Годольфин стал героем Шунмэйкера. Все знаки внимания, которые оказывал летчик по пути к самолету, тут же становились частью коллекции мальчика-механика — или случайное приветствие, или "молодец!" за предполетный осмотр (обязанность слуги-механика), или натянутая улыбка. Возможно, уже тогда он предвидел конец этой безответной любви, но разве подспудное предчувствие смерти не увеличивает удовольствие от «причастности»?
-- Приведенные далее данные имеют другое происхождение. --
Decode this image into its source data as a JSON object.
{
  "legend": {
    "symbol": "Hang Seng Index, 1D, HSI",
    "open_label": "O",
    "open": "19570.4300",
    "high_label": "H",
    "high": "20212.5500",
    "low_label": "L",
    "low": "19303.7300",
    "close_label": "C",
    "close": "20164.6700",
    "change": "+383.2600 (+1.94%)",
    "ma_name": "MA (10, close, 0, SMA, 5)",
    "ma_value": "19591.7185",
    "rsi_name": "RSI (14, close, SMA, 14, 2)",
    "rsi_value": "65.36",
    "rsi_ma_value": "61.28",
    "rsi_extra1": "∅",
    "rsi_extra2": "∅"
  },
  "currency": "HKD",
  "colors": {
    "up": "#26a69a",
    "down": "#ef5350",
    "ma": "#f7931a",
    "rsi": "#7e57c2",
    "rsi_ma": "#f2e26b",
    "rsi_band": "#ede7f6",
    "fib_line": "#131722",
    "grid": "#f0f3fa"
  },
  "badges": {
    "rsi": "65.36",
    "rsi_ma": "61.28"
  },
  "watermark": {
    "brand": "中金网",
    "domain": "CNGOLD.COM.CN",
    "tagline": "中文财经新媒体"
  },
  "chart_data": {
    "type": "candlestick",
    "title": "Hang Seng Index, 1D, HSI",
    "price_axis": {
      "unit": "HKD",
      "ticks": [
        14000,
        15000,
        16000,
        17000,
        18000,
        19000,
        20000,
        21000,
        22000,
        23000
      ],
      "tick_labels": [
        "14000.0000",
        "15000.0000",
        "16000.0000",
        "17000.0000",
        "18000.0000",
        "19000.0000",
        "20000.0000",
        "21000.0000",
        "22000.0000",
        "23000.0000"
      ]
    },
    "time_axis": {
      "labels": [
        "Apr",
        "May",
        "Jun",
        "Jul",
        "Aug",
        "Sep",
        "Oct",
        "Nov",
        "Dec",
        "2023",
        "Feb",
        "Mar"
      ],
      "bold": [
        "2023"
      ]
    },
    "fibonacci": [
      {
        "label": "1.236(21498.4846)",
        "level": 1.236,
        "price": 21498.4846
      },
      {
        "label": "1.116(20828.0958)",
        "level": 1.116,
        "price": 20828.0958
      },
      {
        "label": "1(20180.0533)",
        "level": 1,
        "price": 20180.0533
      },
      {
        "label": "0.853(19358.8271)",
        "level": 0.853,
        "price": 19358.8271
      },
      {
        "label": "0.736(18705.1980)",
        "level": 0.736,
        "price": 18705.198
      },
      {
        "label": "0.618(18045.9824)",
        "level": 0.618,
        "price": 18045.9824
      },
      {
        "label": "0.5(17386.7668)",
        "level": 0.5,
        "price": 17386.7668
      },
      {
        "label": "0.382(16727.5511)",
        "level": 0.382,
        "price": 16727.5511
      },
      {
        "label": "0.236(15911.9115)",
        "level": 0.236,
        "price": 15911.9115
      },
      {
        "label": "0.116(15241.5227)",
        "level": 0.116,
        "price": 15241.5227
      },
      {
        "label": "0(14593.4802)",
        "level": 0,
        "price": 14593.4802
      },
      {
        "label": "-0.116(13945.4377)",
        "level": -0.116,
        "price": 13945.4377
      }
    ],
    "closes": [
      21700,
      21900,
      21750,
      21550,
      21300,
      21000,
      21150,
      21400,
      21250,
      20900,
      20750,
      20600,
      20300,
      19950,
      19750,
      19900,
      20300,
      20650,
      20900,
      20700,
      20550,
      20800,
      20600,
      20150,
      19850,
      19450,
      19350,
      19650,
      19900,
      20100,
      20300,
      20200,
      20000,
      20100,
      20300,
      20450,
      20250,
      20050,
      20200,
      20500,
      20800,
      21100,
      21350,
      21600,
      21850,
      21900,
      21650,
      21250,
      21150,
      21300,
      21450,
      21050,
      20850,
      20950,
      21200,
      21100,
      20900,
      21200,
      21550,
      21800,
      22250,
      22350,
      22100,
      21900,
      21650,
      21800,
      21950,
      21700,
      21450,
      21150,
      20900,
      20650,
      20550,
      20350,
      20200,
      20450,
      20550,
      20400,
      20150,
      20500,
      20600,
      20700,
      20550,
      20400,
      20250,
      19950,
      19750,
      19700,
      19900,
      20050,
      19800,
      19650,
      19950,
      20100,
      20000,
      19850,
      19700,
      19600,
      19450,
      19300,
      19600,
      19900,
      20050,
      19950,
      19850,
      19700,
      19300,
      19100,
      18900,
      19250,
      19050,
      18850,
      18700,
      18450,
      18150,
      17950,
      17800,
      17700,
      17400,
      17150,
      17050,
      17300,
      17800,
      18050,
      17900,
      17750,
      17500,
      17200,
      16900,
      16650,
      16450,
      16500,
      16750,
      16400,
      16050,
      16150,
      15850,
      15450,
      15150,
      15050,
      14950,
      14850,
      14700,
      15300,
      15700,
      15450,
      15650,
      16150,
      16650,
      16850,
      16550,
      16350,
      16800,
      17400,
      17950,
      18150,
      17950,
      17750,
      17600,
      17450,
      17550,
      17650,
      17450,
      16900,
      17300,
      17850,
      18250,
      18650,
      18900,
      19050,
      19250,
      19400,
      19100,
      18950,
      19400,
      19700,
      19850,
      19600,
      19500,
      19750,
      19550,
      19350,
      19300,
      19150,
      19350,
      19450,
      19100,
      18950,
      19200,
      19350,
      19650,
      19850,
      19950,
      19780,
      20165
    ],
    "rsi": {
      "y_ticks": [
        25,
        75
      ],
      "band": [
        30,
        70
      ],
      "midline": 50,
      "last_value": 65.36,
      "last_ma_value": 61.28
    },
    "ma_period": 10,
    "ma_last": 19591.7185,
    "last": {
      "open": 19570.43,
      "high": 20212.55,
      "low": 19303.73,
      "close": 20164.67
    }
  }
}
И конец настал довольно скоро. Одним дождливым днем, когда Мез-Аргоннское сражение уже завершалась, из серой дымки вдруг материализовался покалеченный годольфинов самолет, который, наклонившись на одно крыло, сделал немощную петлю и стал быстро терять высоту, скользя, словно коршун в воздушном потоке к посадочной полосе. Он промахнулся на сотню ярдов. Когда самолет воткнулся в землю, к нему уже бежали летчики и санитары с носилками. Случившийся поблизости Шунмэйкер последовал за ними, не имея ни малейшего представления о том, что произошло, но вскоре увидел груду ошметков и осколков, уже успевших промокнуть под дождем, а от этой груды к санитарам хромал живой труп, увенчанный худшей из возможных пародий на человеческое лицо. Шрапнель отсекла кончик носа, порвала щеку и раздробила полподбородка. Оставшиеся целыми глаза не выражали ровным счетом ничего.
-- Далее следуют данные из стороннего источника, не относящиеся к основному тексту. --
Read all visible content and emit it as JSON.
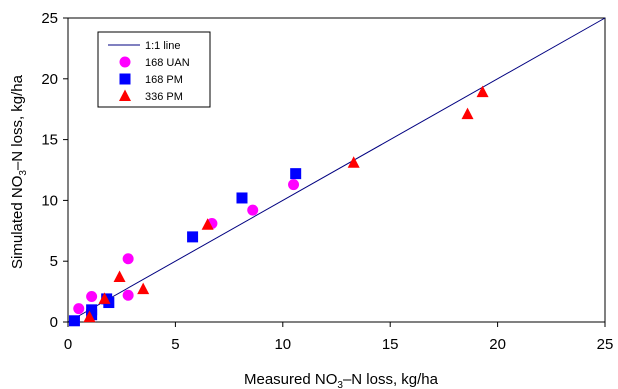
{
  "chart_data": {
    "type": "scatter",
    "title": "",
    "xlabel": {
      "pre": "Measured NO",
      "sub": "3",
      "post": "–N loss, kg/ha"
    },
    "ylabel": {
      "pre": "Simulated NO",
      "sub": "3",
      "post": "–N loss, kg/ha"
    },
    "xlim": [
      0,
      25
    ],
    "ylim": [
      0,
      25
    ],
    "xticks": [
      0,
      5,
      10,
      15,
      20,
      25
    ],
    "yticks": [
      0,
      5,
      10,
      15,
      20,
      25
    ],
    "grid": false,
    "legend_position": "top-left",
    "reference_line": {
      "name": "1:1 line",
      "points": [
        [
          0,
          0
        ],
        [
          25,
          25
        ]
      ],
      "color": "#000080"
    },
    "series": [
      {
        "name": "168 UAN",
        "marker": "circle",
        "color": "#ff00ff",
        "points": [
          [
            0.5,
            1.1
          ],
          [
            1.1,
            2.1
          ],
          [
            2.8,
            5.2
          ],
          [
            2.8,
            2.2
          ],
          [
            6.7,
            8.1
          ],
          [
            8.6,
            9.2
          ],
          [
            10.5,
            11.3
          ]
        ]
      },
      {
        "name": "168 PM",
        "marker": "square",
        "color": "#0000ff",
        "points": [
          [
            0.3,
            0.1
          ],
          [
            1.1,
            1.0
          ],
          [
            1.1,
            0.6
          ],
          [
            1.8,
            1.9
          ],
          [
            1.9,
            1.6
          ],
          [
            5.8,
            7.0
          ],
          [
            8.1,
            10.2
          ],
          [
            10.6,
            12.2
          ]
        ]
      },
      {
        "name": "336 PM",
        "marker": "triangle",
        "color": "#ff0000",
        "points": [
          [
            1.0,
            0.4
          ],
          [
            1.7,
            1.9
          ],
          [
            2.4,
            3.7
          ],
          [
            3.5,
            2.7
          ],
          [
            6.5,
            8.0
          ],
          [
            13.3,
            13.1
          ],
          [
            18.6,
            17.1
          ],
          [
            19.3,
            18.9
          ]
        ]
      }
    ]
  }
}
Шунмэйкер впал в забытье. Он пришел в себя только в медпункте, где пытался убедить докторов взять его хрящ. Обследование показало, что Годольфин будет жить. Но лицо требовало перекройки — в противном случае, для молодого офицера жизнь сделается немыслимой.

К счастью для некоторых, в то время в области пластической хирургии в полную силу работал закон спроса и предложения. В 1918 году случай Годольфина был далеко не уникален. Методы изменения формы носа существовали с пятого века до Рождества Христова, и уже примерно лет сорок, как вовсю практиковались пересадки Тьерша. В войну, по необходимости, появились новые методы, которые использовались хирургами, окулистами, лор-врачами и даже парочкой нанятых в спешке гинекологов. Эти методы быстро усваивались и передавались молодым. Неудачливые пациенты образовывали поколение уродцев и парий, составившие — вместе с теми, кто вообще не делал восстановительную операцию — тайное и ужасное послевоенное братство, членам которого нечего было делать на обычных ступенях общества. Куда они все подевались?

(Профейн встречал некоторых под улицей. Других можно увидеть на сельских дорогах Америки. Профейн, например, когда подходил к очередной дороге, перпендикулярной его курсу и еще пахнувшей дизельным выхлопом промчавшегося здесь грузовика — ощущение, будто идешь сквозь призрак, неизменно встречал кого-нибудь из них, стоящего, подобно верстовому столбу. Хромота этого человека могла означать, что кожная ткань ноги барельефом шрама превращена в парчу (сколько женщин, посмотрев на нее, вздрагивали от испуга?); рубец на горле был скромно спрятан, как аляповатая военная побрякушка; язык, торчащий из дырки в щеке, больше никогда не скажет пароль, несмотря на два рта).